Ema very interesting article-
I'm wondering why paragraph 3 tells the theory of how (we really don't want it to go)! ie. reverse process of old dinar exchange. In his example the iraqis turn in a 25k note and get a 25 dinar note in return worth $25 for the pre rv notes, and the 25k note gets destroyed, then laughs about a lop, but the iraqis only have 25 dinar = $25 worth of dinar from their 25k note. OK then now its 1 to 1 roughly.
Then part 2 has US speculators turning in 10k notes for a bit less than $10,000. Iraqis get screwed? That won't happen! He contradicts himself you follow. Some of these brainiacs?? lol. Am I missing something?

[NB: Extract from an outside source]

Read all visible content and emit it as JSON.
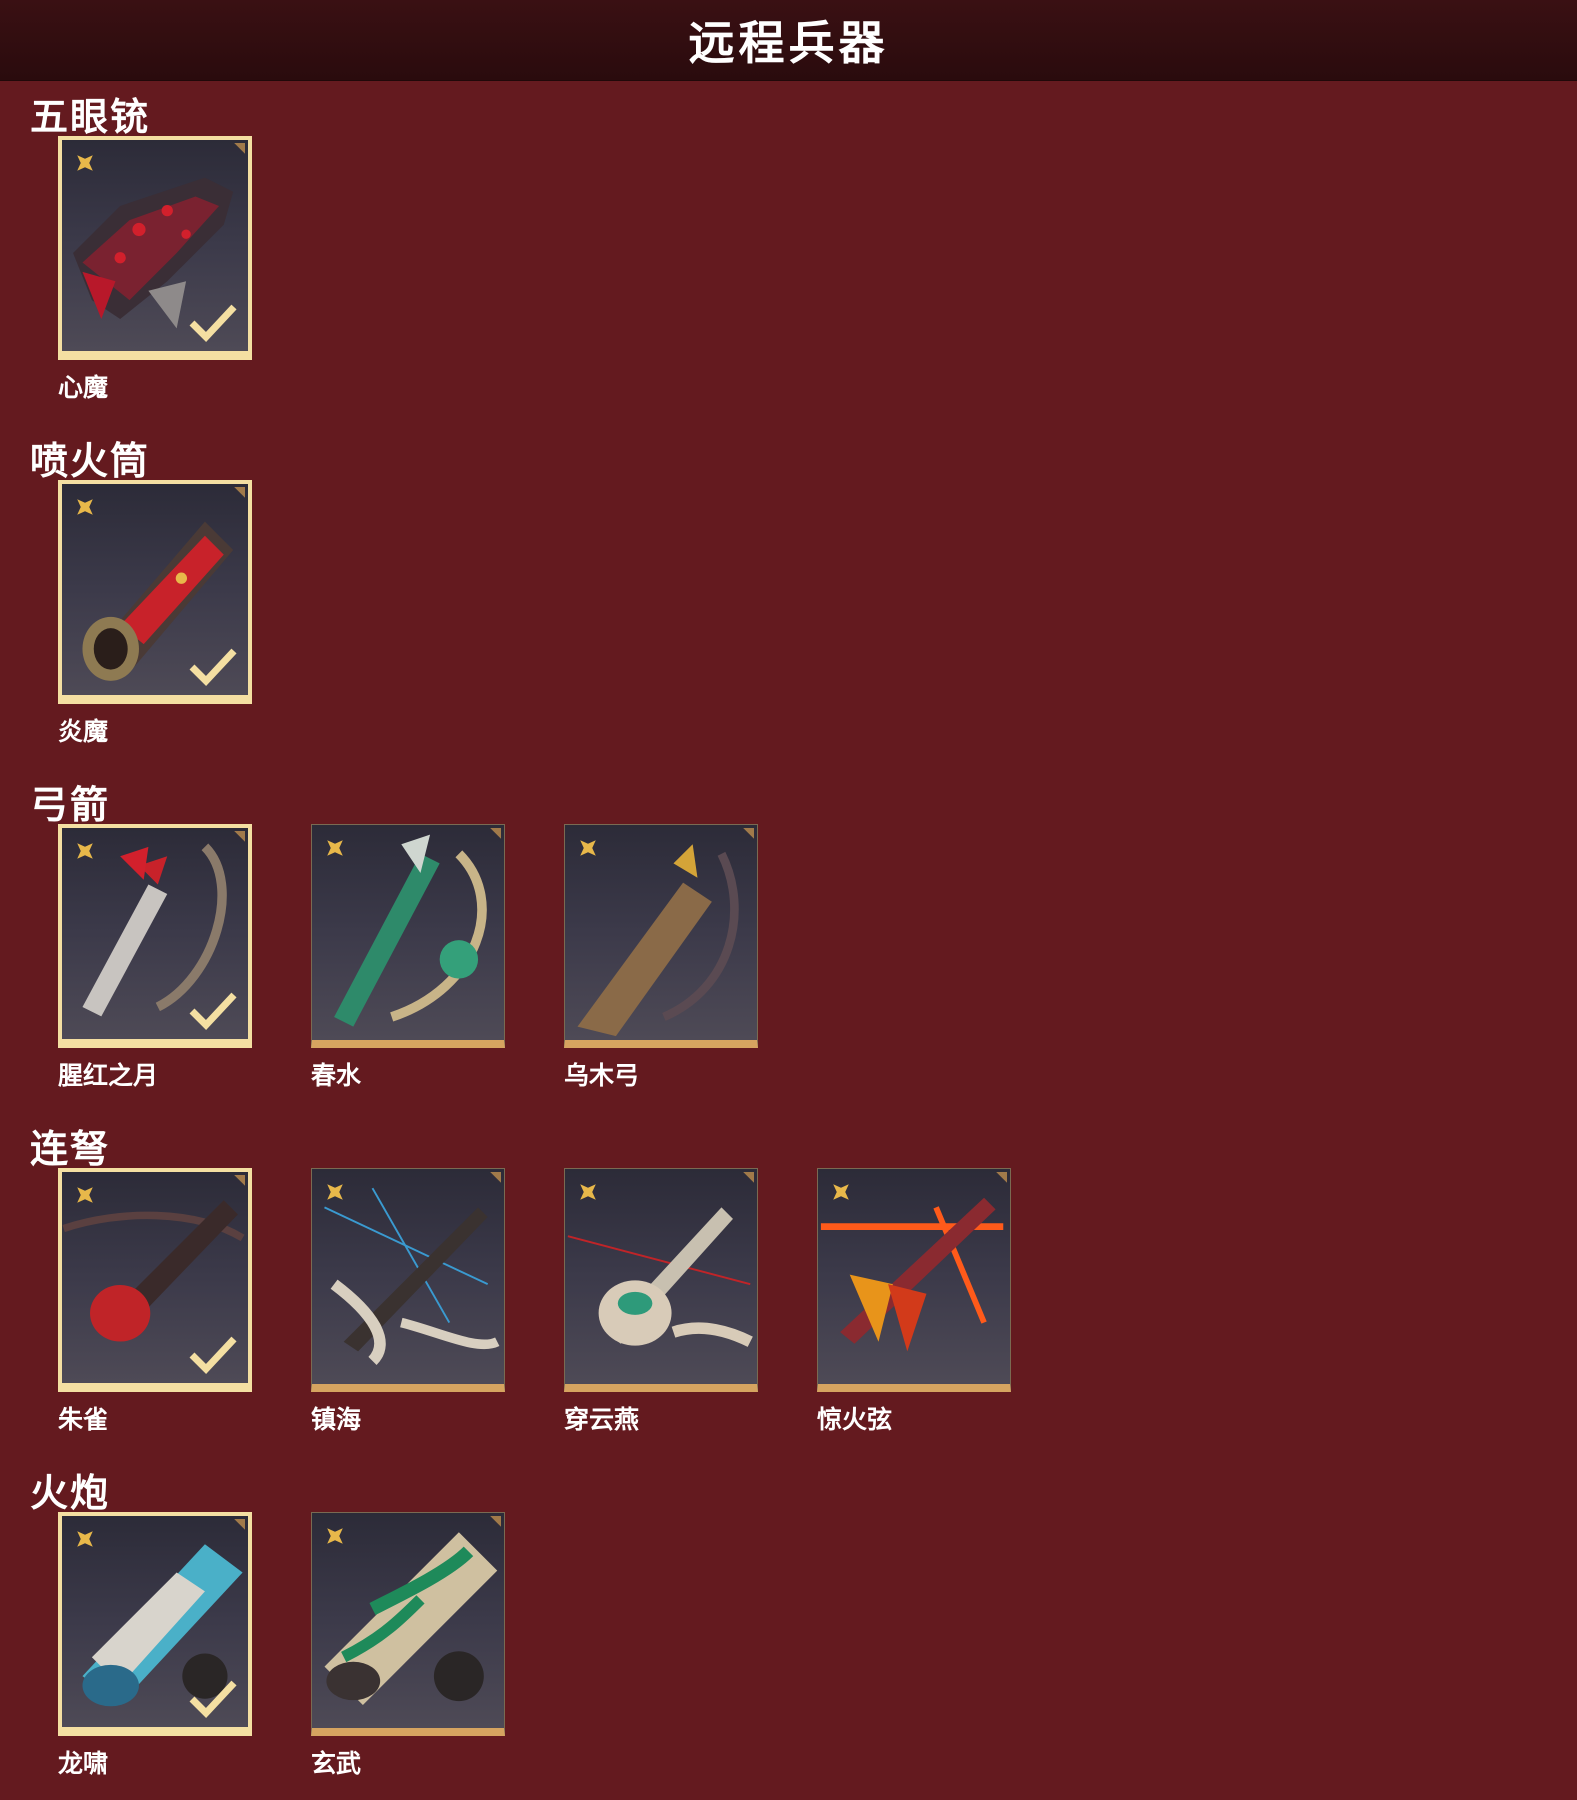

(3) We then moved to the removal of big bills (the ones with the 3 zeros on them) and he said that this activity was always built into the plan. The activity was to begin as soon as Iraq had implemented a modern digital financial system (i.e. bank branches, credit/debit cards, ATM’s, direct wire transfers etc.). The removal of the large bills in-country would be the reverse of the process that was used to remove the pre-2003 currency with Saddams picture on it. The example was a 25,000 IQD=$25USD/pre-rv note would be brought into the bank and exchanged for a 25 IQD note=$25 USD post/rv. The 25,000 IQD note would then be destroyed removing it from the currency in circulation account. I told him a lot of people would call that a LOP and he laughed, saying they are partially right, because 25,000 IQD was being lopped from the currency in circulation account, but the only reason for this process was to improve money handling ability at all organization levels, and reduce the actual physical currency in use in all areas of the Iraq economy.